La medianoche me recibe con una gala llamada insomnio. Los anfitriones
empiezan a asomarse rápidamente como ese millar de brillos que aparecen en la
oscuridad propia de los ojos cerrados. Los discernimientos existenciales
empiezan a tocarme el hombro, a halarme el pelo y a hacerme cosquillas en la
planta de los pies, cual niños obstinados en hacer travesuras. La masa gris se
convierte en el único órgano que late, respira y maquina.
A esta hora, casi muerta,
empiezan a llegar visitantes del pasado: recuerdos bonitos con olor a flores en
las manos. Recuerdos non gratos que, como las víboras que son, reptaron hasta
aquí con afán, para servirse de mí.
Pronto comienzan a personificarse los “Si yo hubiera” provocando
magulladuras de toda índole en el corazón del arrepentimiento.
El tiempo también se vuelve protagonista, me toma con fuerza por el
cuello, con ganas de ahogarme, y me observa con una mirada que recrimina y
genera repulsión en mis adentros; me hace caer en cuenta de que, aun siendo
abstracto, pasa cuentas concretas. Él es el rey, el jefe implacable de todos
los dioses, a sus pies todo el mundo, por debajo de él nada ni nadie.
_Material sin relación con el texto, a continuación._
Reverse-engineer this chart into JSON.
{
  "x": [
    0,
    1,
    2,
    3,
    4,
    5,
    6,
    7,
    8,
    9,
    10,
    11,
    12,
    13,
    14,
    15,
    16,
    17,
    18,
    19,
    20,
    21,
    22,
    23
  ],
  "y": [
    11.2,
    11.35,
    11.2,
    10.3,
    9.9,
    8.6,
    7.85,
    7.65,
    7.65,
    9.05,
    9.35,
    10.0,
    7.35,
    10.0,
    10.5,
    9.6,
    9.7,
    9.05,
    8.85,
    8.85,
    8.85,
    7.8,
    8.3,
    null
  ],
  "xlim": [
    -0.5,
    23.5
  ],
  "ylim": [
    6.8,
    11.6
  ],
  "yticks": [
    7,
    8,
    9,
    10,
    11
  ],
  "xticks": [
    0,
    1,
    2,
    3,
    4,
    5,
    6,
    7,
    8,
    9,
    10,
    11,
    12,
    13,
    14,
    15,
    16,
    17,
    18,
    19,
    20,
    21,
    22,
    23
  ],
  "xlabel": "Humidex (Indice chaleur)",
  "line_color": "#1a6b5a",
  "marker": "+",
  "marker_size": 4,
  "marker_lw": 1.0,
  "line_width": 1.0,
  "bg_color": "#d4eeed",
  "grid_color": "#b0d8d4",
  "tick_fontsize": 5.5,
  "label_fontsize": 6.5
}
Aparece después la virtud y me da un golpecito de aprobación en la
espalda, en conmemoración de las buenas obras; pero de inmediato rebate la
culpa, argumentando con voz acalorada en defensa de los agraviados, citando situaciones,
ofensas, lugares, horas y fechas, en impecable orden cronológico. Es entonces
cuando se origina en plena boca del estómago un remolino agobiante que, como
pólvora, se extiende por todo el ser, encontrando como desembocadura más
próxima los ojos.
Luego viene el turno de los resquicios de la autoestima, que llega con
sus consejos cliché: “perdónate”, “ámate” … ¡Como si fuera tan fácil! “Vive el
presente” -alcanzo a escuchar- Pero lo cierto es que la mente de cierta forma se
ancla al pasado y, los ojos, con binoculares, tratan de descifrar el futuro.
Una auténtica tontería, porque ante esos dos tiempos no hay nada que hacer: uno
está muerto, sin chance de resurrección y, el otro, aún no nace.
Aparece la manía de enumerar mentalmente las cagadas y ponerlas en un
cuadro comparativo con los aciertos, para comprobar que la balanza se inclina
hacia el lugar equivocado…
Y vienen las lágrimas otra vez, y se forma un pequeño revuelo en la
cama, que acaba con varias almohadas en el piso y un colchón sin sábanas. Viene
un apretón de cabeza, viene un grito oscuro y mudo, que invade el cabello más
tierno de la cabeza y pronto llega hasta el último átomo del cuerpo.
Y viene la calma nuevamente, y con ella una mirada absurda y ciega, que
no tiene conciencia de sí misma, porque la tambalean las fuerzas erráticas de la
negritud del momento.
Llegan los dolores producto del sentimiento de no encajar, los dolores
de tener en el pecho una etiqueta a la que todos apuntan con morbo.
Llegan los deseos de volver el tiempo atrás, los deseos de ser
superhéroes inmunes a las opiniones ajenas, los deseos de ser alguien más… los
deseos de migrar del propio cuerpo material y respirar, aunque sea por
segundos, la deliciosa realidad etérea…
Sale una última lágrima. El espíritu finalmente se rompe y desfallece,
para convertir el cuerpo en un pedazo de materia adormecida, con dolores que
flotan a su alrededor.
Así siempre. Así todas las noches en las que aparece el desvelo.